Biden concluded the event discussing foreign policy and climate change.
Biden gave a 24-minute version of his previous speech to about 125 people at an 8:30 p.m. reception at the Pacific Palisades home of Rick Lynch, the owner of the entertainment marketing firm BLT Communications, and music video producer Lanette Phillips. Tickets were priced at $500 and $2,800, the maximum individual contribution during the primary campaign.
Earlier Thursday, the Biden campaign released what it dubbed a plan “to invest in middle class competitiveness.”
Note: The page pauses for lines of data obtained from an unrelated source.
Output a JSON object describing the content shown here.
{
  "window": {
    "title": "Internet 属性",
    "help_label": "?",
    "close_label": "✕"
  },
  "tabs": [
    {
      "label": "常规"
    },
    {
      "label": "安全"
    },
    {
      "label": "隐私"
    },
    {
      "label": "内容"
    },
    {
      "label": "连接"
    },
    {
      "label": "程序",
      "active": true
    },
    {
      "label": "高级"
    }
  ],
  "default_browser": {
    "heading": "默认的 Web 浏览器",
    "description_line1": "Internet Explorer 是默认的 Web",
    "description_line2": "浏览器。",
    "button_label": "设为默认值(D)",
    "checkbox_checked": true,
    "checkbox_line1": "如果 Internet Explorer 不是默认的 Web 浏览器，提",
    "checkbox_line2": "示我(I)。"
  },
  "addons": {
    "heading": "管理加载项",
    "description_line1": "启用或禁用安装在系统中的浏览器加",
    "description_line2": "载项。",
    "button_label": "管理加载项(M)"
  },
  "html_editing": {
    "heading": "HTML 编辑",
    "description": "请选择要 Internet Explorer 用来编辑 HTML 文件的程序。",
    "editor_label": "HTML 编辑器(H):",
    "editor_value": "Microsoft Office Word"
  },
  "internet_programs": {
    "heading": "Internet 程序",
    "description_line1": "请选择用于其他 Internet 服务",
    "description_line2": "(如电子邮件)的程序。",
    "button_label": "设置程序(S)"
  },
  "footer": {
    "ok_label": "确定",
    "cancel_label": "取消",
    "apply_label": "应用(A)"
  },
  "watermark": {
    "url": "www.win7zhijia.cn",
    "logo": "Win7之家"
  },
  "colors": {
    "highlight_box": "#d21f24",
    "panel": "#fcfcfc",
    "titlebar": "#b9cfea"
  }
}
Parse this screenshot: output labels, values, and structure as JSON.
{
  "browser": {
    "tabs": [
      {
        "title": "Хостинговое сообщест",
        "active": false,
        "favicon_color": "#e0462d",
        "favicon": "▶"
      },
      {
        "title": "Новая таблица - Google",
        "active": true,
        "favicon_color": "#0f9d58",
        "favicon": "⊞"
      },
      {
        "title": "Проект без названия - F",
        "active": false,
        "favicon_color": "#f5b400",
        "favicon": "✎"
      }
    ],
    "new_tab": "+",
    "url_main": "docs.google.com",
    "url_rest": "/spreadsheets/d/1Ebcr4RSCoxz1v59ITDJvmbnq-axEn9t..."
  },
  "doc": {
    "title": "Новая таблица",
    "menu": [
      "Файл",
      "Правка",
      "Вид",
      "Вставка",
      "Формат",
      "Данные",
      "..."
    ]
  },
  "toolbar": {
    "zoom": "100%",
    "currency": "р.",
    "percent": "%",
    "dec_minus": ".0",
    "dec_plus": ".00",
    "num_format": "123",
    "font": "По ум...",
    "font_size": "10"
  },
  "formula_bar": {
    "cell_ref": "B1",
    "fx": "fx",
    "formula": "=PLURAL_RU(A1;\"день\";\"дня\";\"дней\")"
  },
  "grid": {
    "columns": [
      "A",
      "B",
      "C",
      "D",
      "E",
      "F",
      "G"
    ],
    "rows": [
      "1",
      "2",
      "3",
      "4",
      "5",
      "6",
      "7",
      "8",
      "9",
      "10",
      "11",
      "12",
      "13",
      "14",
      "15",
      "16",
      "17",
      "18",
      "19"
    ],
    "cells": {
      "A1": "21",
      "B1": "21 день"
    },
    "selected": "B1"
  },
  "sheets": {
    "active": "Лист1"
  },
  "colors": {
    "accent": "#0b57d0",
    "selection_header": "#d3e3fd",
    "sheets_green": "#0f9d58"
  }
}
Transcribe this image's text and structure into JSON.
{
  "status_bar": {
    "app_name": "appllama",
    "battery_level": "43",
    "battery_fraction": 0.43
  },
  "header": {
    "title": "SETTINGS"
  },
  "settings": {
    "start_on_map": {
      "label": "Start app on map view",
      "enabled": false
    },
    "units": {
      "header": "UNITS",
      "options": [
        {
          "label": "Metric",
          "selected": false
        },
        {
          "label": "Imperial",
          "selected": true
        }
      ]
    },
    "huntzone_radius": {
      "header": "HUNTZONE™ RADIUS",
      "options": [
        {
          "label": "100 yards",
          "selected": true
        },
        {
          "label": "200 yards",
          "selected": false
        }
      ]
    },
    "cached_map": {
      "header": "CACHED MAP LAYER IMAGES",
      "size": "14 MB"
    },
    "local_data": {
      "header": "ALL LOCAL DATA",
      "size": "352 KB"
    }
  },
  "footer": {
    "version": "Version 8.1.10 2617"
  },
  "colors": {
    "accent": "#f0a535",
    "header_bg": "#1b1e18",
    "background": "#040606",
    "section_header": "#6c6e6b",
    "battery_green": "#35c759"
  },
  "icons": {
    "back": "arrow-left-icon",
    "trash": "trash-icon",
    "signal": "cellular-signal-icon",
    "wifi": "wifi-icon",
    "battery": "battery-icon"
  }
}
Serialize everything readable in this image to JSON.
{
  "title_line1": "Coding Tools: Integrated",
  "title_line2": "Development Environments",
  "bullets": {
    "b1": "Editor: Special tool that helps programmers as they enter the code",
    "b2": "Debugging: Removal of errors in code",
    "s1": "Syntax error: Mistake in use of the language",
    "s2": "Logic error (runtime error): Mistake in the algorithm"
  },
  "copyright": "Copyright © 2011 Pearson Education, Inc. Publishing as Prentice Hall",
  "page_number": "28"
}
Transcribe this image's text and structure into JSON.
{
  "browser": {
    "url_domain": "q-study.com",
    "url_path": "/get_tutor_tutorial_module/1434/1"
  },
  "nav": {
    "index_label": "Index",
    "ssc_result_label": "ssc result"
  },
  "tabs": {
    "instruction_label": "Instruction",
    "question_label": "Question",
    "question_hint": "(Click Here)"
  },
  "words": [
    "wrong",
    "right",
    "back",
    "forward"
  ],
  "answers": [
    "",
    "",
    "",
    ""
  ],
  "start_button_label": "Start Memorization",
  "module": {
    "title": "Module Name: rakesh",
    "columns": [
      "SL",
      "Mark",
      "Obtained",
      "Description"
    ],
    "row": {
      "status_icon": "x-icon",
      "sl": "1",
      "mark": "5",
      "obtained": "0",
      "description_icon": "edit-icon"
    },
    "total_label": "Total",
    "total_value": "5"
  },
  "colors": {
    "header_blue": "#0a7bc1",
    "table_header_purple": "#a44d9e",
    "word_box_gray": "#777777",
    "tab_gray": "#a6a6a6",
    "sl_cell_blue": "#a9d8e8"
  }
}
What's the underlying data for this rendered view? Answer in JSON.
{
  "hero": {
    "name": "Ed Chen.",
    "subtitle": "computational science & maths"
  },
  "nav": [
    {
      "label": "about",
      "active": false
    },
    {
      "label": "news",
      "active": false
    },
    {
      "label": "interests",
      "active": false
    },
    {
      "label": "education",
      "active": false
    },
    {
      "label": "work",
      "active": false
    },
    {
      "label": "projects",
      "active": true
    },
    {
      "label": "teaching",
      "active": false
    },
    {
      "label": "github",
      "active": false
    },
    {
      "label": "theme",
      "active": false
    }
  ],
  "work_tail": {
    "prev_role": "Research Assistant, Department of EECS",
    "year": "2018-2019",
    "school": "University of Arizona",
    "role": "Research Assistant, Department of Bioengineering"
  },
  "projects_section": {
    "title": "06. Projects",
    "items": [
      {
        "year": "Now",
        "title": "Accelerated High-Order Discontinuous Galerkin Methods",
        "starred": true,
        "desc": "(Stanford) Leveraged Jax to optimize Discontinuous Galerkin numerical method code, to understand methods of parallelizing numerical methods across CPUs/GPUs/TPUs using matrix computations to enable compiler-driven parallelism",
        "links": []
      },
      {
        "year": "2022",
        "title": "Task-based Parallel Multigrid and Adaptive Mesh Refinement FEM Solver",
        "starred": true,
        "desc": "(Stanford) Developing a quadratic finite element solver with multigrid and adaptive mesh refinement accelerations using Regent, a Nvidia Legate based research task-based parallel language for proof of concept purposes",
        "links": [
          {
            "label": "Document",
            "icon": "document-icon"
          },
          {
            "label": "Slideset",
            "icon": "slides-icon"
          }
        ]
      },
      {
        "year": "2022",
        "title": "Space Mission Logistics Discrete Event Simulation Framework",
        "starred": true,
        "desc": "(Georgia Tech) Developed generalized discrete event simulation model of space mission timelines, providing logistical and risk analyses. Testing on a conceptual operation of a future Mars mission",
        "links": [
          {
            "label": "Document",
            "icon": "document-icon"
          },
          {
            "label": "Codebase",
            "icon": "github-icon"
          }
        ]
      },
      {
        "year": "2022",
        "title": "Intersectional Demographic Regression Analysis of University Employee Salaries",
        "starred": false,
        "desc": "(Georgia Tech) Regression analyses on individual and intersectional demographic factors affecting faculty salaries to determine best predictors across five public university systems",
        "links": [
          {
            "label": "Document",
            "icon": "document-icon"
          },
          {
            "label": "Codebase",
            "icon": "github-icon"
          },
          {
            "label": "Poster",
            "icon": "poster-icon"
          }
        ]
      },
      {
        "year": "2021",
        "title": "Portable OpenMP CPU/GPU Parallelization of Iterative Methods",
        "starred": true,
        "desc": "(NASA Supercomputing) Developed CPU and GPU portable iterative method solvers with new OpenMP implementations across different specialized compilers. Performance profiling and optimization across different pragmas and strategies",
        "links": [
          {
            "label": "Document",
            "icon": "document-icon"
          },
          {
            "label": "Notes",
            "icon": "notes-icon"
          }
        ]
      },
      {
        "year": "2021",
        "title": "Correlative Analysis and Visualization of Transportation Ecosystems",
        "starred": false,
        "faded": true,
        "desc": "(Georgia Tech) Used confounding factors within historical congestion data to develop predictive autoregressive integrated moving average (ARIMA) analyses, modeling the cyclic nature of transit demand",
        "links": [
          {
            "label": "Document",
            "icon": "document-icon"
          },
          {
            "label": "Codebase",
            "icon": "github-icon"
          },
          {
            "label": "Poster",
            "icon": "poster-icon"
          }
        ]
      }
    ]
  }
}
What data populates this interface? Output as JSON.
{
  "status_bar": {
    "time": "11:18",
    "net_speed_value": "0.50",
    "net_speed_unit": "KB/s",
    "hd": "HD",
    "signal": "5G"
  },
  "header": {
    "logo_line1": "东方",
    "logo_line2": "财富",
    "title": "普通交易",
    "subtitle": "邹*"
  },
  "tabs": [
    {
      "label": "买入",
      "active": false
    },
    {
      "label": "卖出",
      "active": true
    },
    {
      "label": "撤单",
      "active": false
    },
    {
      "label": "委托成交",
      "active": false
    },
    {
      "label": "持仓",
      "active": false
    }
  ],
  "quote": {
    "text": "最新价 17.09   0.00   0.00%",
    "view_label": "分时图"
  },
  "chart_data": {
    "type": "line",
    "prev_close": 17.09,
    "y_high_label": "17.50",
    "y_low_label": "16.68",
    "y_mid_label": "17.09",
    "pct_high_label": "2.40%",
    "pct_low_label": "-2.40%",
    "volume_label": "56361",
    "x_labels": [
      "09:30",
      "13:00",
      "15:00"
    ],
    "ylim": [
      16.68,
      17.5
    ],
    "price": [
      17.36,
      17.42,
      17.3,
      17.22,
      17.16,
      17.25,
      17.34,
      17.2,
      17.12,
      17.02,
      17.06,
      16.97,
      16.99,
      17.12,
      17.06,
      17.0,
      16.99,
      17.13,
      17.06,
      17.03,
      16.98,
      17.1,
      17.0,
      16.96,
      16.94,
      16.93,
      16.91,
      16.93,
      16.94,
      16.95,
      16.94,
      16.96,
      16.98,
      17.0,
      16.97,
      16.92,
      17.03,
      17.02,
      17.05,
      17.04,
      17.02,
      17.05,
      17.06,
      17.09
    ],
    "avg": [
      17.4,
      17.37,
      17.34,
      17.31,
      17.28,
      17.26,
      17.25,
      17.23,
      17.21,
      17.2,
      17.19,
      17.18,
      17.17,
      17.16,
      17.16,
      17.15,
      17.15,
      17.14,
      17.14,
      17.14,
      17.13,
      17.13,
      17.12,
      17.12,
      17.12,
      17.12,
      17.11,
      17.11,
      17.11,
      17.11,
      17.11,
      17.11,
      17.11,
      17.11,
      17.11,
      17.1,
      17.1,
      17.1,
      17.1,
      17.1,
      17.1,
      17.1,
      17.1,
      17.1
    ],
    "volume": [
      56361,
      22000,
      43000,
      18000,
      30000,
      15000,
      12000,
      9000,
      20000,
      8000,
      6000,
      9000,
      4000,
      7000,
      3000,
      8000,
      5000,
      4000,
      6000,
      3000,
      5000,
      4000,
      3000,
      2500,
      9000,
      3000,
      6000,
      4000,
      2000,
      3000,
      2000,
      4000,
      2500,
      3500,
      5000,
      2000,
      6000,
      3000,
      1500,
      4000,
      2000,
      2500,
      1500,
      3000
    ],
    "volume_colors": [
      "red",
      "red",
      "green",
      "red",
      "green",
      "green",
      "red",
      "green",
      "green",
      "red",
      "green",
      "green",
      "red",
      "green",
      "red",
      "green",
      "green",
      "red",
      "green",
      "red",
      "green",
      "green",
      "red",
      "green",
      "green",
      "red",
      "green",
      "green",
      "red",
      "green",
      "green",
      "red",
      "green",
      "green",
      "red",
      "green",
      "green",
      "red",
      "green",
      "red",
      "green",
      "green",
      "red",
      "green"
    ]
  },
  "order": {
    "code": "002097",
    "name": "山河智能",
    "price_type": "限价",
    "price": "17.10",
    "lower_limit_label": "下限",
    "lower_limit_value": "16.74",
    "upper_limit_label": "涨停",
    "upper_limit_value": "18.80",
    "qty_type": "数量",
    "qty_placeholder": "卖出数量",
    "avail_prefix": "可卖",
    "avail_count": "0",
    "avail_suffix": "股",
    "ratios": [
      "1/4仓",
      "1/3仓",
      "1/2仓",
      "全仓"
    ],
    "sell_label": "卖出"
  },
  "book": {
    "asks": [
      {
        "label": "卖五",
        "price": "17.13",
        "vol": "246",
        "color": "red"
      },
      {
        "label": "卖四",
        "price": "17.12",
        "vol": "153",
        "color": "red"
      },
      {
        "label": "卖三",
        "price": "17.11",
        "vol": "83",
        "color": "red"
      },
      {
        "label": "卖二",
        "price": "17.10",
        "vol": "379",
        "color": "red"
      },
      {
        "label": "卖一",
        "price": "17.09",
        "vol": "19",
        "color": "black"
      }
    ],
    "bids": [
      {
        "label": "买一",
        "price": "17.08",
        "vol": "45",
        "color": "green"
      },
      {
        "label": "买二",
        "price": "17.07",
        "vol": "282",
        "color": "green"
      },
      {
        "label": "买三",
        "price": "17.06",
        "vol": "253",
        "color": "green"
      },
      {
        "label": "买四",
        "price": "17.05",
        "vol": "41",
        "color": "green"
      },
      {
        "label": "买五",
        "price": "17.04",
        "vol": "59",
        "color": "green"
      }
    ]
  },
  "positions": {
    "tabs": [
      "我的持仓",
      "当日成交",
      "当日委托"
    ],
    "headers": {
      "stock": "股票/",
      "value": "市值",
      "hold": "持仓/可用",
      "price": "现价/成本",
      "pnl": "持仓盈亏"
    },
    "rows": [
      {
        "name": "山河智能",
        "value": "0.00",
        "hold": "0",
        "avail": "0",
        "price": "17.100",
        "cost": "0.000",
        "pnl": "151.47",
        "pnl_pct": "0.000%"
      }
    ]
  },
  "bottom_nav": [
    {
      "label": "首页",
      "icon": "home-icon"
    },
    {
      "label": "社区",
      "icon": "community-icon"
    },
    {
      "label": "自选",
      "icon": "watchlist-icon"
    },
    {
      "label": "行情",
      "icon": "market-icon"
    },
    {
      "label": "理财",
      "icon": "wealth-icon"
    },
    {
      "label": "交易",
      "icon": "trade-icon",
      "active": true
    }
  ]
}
The 10-year, $1.3 billion plan would:
-- repair highways, roads and bridges;
-- speed the transition to electric vehicles;
-- increase funding for high-speed rail, including for the California High Speed Rail project;
-- double funding for airports through the Federal Aviation Administration's Airport Improvement Program;
-- invest in freight infrastructure, including inland waterways, freight corridors, freight rail, transfer facilities, and ports;
-- invest in energy infrastructure for a 100% clean energy economy;
-- double federal spending in clean drinking water and water infrastructure, and focus new funding on low-income rural suburban, and urban areas that are struggling to replace pipes and treatment facilities;
-- spend $20 billion in rural broadband infrastructure and triple funding to expand broadband access in rural areas;
-- spend $100 billion in improving public school buildings;
-- expand the New Markets Tax Credit, make the program permanent and double Community Development Financial Institutions funding;
-- double funding for the Economic Development Administration to help underserved communities tap existing federal resources;
-- create a new $10 billion Cities Revitalization Fund focused on creative revitalization projects in distressed cities like redeveloping post- industrial waterfronts, energizing main street business districts and building new green public spaces;
-- create a new fund to support the establishment and revitalization of “anchor institutions” -- including hospitals, colleges and universities, and government administrative offices -- in distressed areas;
-- quadruple funding for the Manufacturing Extension Partnership which provides small manufacturers with the technical expertise needed to compete in a global economy;
-- enact a national strategy to develop a low-carbon manufacturing sector in every state;
-- establish a Manufacturing Communities Tax Credit to aid communities that experienced mass layoffs or the closure of a major government institution;
-- double federal funding to $3 billion for the State Small Business Credit Initiative to bolster private sector investments to small businesses, especially those owned by women and people of color; and
-- establish a competitive grant program for new business startups outside of the nation's biggest cities.
The plan will be financed by revenue by repealing the Trump administration's tax cuts for corporations and “ensuring corporations pay their fair share”; reducing incentives for tax havens, evasion and outsourcing; closing “other loopholes in our tax code that reward wealth, not work”; and ending subsidies for fossil fuels, according to the campaign.